The trucking industry is rebounding while softness in consumer demand continues to put pressure on retail 

Welcome to the March Motive Monthly Economic Report, where we break down the biggest supply chain and economic trends across the Motive platform over the last month. Motive serves over 120,000 customers who operate in the physical economy, from small businesses to Fortune 500 enterprises.

Our customers power the North American supply chain — in construction, oil and gas, transportation and logistics, agriculture, distribution, and beyond. They’re the people who grow our food, transport our materials, stock our stores, and pipe energy to our homes. Read on for your front-seat view into the factors that are moving the U.S. economy. 

The trucking industry is rebounding 

What’s new: Through February, trucking mileage maintained the strong start we saw in January, with a 10% increase in miles year-over-year. The supply chain is getting healthier amid steady reductions in transportation costs (e.g., diesel prices) and shorter lead times due to greater capacity in ocean and over-the-road freight. That said, we are still down 15% compared to the levels of activity seen in 2021. 

Why this matters: A healthier supply chain is helping to ease inflation, however the January Jobs Report put unemployment at a generational low. January’s Consumer Price Index (CPI) came in well above the Federal Reserve’s 2% target, which will likely result in more short-term interest rate hikes later this month.

New trucking registrations are up – a positive sign for freight job growth 

What’s new: A key indicator of freight market sentiment is new trucking company registrations. After almost 12 months of consecutive declines in registrations in 2022, we saw a reversal in February, with an over 30% increase in new company starts. This follows a more than 34% jump in January 2023 since the lows of December 2022. February added 9.5K new companies on a pro-rata basis, given that February has fewer working days. 

  • Pandemic highs: Coming out of Covid, the demand for physical goods and services skyrocketed, leading to an unprecedented surge in new business formation and expansion of existing firms operating in the physical economy. April 2021-April 2022 saw new fleet creations climbing to historic highs, hitting a peak in July 2021 with over 15K new fleets registered (+172%) versus a 5.5K fleet average during Q4 of 2019.
  • Economic lows: This was followed by a stark reversal due to the changing economic environment in early 2022, with climbing inflation and transportation costs (e.g., diesel prices) driving new trucking company registrations down 47% in 2022. 

Why this matters: The trucking industry has borne the brunt of changing economic tides in 2022, getting punished with high diesel prices, rapidly decreasing volumes, and drastic declines in operating margins. We ended Q4 2022 with historically high out of business rates exceeding what was seen during the 2008-2009 financial crisis and a net contraction in the number of freight companies. But a reversal in the trend shows early signs of optimism for small business job creation as 97% of registrations are from companies with 5 vehicles or fewer. 

Softness in consumer demand continues to put pressure on retail 

What’s new: We’re still seeing a disconnect between supply chain health, increases in freight activity, and retail recovery.
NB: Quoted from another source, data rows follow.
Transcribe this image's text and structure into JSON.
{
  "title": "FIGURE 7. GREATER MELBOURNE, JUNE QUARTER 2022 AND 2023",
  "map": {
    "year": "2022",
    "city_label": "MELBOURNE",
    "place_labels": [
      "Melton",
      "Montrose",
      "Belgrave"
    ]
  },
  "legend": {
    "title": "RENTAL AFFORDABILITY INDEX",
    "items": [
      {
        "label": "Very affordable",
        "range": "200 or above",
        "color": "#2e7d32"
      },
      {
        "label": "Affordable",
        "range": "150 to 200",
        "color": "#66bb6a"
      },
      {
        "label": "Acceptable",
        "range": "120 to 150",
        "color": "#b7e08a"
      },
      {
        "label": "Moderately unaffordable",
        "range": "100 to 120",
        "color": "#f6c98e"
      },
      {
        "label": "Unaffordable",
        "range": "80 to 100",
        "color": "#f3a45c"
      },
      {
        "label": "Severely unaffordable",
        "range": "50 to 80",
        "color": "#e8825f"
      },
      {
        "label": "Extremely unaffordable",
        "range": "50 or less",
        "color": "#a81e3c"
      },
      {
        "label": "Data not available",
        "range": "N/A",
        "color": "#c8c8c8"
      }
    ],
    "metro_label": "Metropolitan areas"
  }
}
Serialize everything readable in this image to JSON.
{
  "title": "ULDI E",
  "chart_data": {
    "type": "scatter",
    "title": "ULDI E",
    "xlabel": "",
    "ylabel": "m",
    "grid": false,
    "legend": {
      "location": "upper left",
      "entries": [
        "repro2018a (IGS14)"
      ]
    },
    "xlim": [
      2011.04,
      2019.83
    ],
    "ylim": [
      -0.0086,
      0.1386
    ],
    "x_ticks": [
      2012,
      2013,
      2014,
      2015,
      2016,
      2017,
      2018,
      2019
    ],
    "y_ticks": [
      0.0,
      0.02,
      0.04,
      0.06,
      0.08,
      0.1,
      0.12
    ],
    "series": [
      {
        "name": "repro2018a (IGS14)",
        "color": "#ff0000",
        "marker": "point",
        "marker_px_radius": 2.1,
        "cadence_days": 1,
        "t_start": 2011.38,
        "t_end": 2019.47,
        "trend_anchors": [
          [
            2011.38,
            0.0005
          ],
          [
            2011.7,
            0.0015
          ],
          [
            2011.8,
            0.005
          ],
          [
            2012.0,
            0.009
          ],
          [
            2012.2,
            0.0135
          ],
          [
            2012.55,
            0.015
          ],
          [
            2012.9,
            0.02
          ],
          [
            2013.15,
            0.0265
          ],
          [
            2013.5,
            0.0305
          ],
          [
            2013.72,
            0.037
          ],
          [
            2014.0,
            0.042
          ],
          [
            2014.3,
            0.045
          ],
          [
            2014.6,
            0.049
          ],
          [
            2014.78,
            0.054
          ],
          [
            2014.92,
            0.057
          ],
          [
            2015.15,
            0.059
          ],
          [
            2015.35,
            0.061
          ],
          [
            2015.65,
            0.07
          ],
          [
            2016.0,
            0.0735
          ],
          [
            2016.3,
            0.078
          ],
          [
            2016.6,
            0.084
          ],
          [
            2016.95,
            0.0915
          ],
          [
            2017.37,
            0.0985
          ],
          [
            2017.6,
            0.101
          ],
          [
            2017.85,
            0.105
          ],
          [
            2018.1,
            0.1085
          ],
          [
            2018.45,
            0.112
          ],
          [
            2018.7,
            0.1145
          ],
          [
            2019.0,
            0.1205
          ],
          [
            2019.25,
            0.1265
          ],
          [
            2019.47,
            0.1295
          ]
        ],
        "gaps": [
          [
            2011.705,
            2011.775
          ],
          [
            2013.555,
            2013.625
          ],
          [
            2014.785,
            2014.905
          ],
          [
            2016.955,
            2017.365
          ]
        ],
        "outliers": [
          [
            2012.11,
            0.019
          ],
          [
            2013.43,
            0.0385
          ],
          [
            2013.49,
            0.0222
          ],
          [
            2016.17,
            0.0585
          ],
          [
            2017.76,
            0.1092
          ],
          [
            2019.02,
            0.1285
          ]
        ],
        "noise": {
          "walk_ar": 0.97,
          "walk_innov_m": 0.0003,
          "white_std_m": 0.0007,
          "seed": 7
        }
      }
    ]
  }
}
February has tracked January’s trend of lower retail activity when compared to 2022, maintaining 10% lower activity in retail visits year-over-year and 15% less than in February 2021. Consistent hikes in interest rates from the Federal Reserve are having a real impact on consumer demand, as we saw with the cautious retail earnings and outlook last week

Why this matters: Retailers aren’t investing in inventory due to softness in consumer demand, and they’re offering steep discounts to unload existing stock. Top retailers are being cautious as consumers cut spending; therefore, we shouldn’t expect substantial investments in retail inventory in the near-term. 

Data Methodology 

Motive data represents over 120,000 customers, half a million vehicles, and millions of drivers, from small businesses to enterprise fleets. Our customers work in every sector of the physical economy, including trucking and logistics, delivery, construction, food and beverage, oil and gas, and more. Motive’s technology is embedded into more than 20% of for-hire trucks in North America, giving Motive a representative view of the over-the-road supply chain.

Indexes Breakdown 

  • Motive’s Freight Weekly Mileage Index is calculated by the distance traveled for trucks with Motive technology embedded.
  • Motive’s Retail Visits Index is measured by truck visits to top retailers’ warehouse with Motive technology embedded.
  • Motive’s Interstate New Fleet Registrations reflect new companies registering for interstate activity. This typically covers the market of long-distance trucking that is dominant in the transportation of most goods in North America.